Школьные годы Тома Брауна | страница 68
— Есть же такие, которые не боятся, — сказал Уокер, — вот, например, Ист-Скороход. Ты же не против подбрасывания, правда, малый?
Скороход было прозвище Иста, которое он заслужил быстротой ног.
— Нет, — сказал Ист, — давайте, если хотите, только учтите, у меня нога болит.
— А вот и ещё один, который не спрятался. Э-э, да это новенький! Как вас зовут, сэр?
— Браун.
— Ну, новенький Браун, ты не против, чтобы тебя подбрасывали?
— Нет, — стиснув зубы, ответил Том.
— Тогда пошли, ребята, — закричал Уокер, и они ушли, забрав с собой Тома и Иста, к огромному облегчению четырёх или пяти других маленьких ребят, которые вылезли из своих укрытий под и за кроватями.
— Вот молодчина Скороход! — сказал один. — Теперь они уже больше сюда не вернутся.
— И этот новенький тоже. Наверно, очень смелый!
— Ага! Подожди, когда они уронят его на пол, посмотришь, как ему это понравится!
Тем временем процессия направилась по коридору к спальне № 7; эта спальня была самая большая, и в ней обычно происходило подбрасывание, потому что посередине было большое свободное пространство. Здесь уже собрались другие группы старшеклассников, каждая со своим пленником, а то и с двумя. Некоторые хотели, чтобы их подбрасывали, другие были недовольны, третьи до смерти перепуганы. По предложению Уокера, всех, кто боялся, отпустили, почтив тем самым речь Патера Брука.
Затем дюжина больших ребят ухватилась за одеяло, которое они стянули с ближайшей кровати.
— Давайте Скорохода, быстро, у нас мало времени!
Иста бросили в одеяло.
— Раз, два, три, пошёл! — и он взлетел вверх как воланчик, но всё же не до самого потолка.
— А ну-ка, ребята, взяли, — кричал Уокер, — раз, два, три, пошёл!
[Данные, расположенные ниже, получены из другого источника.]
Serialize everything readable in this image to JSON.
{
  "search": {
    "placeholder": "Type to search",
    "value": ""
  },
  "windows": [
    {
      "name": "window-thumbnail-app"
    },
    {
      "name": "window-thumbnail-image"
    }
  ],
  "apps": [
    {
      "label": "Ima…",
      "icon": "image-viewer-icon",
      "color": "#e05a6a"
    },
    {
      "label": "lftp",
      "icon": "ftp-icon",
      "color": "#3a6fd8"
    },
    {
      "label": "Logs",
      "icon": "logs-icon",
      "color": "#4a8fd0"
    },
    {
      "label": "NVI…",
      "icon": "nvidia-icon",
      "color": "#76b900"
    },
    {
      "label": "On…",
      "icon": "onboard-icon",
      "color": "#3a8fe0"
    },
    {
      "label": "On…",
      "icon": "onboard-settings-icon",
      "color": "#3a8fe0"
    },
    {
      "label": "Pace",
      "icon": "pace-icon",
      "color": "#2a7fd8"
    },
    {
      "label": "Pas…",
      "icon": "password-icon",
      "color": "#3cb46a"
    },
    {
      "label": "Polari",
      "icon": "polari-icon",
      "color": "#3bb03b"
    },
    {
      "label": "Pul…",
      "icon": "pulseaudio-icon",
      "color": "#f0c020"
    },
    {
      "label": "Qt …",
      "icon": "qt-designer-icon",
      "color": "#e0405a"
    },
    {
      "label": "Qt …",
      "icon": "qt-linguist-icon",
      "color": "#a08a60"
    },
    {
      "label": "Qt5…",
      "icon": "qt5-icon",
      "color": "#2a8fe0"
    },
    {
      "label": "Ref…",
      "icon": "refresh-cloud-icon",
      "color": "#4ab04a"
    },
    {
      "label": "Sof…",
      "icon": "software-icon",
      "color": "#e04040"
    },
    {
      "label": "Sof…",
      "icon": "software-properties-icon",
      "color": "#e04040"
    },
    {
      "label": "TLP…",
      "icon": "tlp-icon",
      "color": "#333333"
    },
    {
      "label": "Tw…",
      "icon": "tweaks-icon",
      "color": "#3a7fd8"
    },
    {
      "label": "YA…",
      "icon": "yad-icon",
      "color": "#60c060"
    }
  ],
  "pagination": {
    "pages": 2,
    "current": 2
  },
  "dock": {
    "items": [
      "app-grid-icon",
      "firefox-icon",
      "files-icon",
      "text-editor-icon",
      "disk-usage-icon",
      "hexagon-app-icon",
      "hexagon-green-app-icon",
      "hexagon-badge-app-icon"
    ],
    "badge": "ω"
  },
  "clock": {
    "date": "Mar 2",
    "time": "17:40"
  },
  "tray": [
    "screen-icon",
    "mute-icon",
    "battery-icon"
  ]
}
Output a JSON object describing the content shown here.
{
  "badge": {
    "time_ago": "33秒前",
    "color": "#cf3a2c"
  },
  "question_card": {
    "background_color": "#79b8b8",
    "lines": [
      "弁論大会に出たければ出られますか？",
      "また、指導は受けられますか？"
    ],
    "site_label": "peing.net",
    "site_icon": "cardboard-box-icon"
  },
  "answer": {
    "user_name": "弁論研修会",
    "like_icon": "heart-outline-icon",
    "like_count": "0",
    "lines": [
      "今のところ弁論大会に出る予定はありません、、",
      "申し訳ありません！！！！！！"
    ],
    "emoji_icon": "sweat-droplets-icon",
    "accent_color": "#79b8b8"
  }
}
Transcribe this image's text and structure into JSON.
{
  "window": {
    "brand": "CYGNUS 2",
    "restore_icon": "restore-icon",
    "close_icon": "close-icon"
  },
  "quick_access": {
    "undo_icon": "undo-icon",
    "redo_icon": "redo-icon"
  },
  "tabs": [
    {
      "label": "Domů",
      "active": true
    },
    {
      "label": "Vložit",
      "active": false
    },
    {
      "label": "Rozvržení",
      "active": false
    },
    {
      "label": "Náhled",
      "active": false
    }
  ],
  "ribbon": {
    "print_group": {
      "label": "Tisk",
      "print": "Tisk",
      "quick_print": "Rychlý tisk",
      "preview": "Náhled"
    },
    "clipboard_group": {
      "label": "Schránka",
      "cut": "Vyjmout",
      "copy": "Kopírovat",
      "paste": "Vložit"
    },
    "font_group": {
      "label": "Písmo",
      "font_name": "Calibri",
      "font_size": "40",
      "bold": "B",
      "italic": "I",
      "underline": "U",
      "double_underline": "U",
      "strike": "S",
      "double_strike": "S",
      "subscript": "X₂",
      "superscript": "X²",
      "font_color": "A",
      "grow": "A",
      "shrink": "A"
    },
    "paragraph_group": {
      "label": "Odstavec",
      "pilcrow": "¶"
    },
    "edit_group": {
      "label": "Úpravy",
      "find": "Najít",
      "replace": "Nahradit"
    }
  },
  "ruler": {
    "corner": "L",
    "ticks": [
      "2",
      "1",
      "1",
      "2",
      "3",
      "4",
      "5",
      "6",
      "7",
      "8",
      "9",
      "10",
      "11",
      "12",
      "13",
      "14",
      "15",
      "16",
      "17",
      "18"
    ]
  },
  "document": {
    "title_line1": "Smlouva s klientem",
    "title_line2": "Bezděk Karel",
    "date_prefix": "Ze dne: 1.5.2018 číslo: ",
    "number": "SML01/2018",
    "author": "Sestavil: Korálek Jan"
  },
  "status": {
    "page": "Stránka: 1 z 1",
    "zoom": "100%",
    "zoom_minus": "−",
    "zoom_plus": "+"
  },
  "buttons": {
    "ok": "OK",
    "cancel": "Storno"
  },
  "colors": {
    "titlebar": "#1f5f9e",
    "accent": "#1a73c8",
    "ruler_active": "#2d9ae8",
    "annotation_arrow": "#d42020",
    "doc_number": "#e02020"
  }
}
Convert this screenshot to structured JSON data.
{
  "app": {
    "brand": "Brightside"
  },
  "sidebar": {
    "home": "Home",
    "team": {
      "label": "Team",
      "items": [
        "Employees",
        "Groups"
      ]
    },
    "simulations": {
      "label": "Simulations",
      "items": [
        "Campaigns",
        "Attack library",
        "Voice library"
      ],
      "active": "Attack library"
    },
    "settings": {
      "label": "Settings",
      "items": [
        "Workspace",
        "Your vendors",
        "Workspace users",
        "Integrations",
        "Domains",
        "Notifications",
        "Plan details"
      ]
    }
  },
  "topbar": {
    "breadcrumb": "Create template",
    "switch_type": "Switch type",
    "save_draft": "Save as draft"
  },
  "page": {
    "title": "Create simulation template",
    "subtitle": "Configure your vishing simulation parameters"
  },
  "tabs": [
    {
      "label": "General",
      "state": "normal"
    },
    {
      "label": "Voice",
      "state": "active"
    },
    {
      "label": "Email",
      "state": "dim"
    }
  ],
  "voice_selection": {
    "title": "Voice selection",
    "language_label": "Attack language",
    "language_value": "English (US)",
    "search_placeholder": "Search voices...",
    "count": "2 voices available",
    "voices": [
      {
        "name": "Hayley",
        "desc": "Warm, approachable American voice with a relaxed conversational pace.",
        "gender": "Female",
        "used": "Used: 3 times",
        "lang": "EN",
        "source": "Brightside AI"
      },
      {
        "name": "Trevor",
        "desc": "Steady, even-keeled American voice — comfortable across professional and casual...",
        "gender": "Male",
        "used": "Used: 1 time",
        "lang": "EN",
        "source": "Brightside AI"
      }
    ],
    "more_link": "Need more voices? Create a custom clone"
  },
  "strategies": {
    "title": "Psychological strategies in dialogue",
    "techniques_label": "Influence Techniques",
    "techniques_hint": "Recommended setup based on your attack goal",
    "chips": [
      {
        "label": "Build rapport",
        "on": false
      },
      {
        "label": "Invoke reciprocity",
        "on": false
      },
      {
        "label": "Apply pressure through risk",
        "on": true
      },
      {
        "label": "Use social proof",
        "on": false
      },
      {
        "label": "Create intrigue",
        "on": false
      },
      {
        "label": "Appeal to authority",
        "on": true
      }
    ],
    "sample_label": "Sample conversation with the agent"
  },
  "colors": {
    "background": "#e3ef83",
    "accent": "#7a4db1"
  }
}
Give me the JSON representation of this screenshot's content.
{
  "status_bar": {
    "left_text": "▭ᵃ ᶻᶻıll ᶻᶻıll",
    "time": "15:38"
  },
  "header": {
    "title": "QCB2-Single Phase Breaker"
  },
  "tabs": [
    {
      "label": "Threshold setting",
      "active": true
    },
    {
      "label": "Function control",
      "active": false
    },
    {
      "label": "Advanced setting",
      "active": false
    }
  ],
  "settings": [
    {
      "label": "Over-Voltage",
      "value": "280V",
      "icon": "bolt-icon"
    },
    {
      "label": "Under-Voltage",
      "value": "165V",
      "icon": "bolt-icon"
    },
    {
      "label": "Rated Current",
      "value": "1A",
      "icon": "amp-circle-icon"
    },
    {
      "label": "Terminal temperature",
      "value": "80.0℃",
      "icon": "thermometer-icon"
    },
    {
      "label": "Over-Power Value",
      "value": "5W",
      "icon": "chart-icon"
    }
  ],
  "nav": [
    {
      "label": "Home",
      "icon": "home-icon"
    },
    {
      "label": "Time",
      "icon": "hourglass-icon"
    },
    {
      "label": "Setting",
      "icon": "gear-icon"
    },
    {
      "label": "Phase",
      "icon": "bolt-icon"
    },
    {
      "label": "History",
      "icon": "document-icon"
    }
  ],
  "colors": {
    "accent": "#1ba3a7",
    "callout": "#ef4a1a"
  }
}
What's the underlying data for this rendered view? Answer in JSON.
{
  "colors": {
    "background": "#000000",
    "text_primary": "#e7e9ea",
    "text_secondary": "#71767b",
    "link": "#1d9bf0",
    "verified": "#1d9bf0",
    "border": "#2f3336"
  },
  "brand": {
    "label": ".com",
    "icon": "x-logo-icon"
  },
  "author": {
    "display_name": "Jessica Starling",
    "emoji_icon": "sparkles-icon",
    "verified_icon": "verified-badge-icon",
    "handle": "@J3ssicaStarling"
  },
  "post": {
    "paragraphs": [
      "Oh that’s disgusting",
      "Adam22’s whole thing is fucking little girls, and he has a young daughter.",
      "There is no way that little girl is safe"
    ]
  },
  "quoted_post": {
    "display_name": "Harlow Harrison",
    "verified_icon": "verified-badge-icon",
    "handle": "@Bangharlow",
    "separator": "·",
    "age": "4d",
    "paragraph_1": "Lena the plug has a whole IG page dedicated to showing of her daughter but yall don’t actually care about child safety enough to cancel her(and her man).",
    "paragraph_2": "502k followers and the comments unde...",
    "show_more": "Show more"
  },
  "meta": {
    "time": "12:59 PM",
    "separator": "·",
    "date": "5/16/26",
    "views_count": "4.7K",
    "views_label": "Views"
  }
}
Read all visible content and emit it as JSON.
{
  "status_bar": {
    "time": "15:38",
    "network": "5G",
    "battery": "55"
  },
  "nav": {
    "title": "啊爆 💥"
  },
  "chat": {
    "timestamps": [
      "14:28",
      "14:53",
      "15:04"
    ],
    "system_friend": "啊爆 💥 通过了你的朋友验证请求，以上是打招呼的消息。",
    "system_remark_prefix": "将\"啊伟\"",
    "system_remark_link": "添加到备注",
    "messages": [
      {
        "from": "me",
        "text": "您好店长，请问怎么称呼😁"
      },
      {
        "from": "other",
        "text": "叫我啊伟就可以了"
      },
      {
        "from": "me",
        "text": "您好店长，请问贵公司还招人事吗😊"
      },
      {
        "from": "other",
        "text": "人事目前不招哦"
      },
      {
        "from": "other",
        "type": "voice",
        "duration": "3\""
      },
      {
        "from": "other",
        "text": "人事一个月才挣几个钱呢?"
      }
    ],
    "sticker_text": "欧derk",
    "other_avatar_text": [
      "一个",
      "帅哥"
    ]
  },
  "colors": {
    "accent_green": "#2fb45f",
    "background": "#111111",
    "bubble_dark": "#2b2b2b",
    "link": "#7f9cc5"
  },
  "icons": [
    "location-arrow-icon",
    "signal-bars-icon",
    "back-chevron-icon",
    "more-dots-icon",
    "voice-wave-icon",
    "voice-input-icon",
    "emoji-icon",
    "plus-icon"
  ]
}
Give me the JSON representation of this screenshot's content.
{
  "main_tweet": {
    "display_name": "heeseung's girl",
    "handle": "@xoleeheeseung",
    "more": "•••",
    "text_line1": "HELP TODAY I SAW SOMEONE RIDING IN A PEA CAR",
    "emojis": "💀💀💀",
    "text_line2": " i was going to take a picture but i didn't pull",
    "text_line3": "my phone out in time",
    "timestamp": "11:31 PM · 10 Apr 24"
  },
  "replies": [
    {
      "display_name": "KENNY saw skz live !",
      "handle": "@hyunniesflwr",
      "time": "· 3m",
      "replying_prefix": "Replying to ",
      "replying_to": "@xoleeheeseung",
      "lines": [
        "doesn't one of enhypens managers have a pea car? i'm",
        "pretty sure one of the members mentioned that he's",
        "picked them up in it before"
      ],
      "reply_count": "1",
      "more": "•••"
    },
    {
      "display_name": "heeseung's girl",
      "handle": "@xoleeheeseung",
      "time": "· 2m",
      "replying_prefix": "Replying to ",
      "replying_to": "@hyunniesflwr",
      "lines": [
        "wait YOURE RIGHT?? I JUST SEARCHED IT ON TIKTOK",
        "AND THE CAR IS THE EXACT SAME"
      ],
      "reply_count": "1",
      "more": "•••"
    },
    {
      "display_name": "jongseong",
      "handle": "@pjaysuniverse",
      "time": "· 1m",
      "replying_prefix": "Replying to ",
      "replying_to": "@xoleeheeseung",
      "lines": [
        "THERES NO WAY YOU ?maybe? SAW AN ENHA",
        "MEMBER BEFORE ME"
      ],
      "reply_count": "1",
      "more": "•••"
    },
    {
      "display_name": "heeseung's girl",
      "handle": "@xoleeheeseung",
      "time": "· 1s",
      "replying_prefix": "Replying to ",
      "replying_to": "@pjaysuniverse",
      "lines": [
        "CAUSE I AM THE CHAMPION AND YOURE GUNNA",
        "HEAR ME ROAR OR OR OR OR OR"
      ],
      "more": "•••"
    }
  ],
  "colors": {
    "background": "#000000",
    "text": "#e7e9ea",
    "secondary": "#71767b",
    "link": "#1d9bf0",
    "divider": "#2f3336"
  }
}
На этот раз он взлетел выше и мог бы дотронуться до потолка рукой, а потом и в третий раз, после чего его отпустили и стали подбрасывать другого мальчика. А потом наступила очередь Тома. По совету Иста, он лежал совершенно неподвижно. «Раз, два, три» было ещё ничего, а вот «пошёл!» понравилось ему гораздо меньше. Теперь они разошлись и добросили его до самого потолка, о который он довольно больно стукнулся коленями. Но хуже всего была мгновенная пауза перед падением вниз, заполненная чувством полной беспомощности и ощущением, как будто все внутренности прилипли к потолку и так там и останутся. Том чуть не заорал, чтобы его отпустили, когда опять оказался в одеяле, но вспомнил про Иста и не заорал; он выдержал три подбрасывания без крика и не дёргаясь, за что и был назван «молодчиной».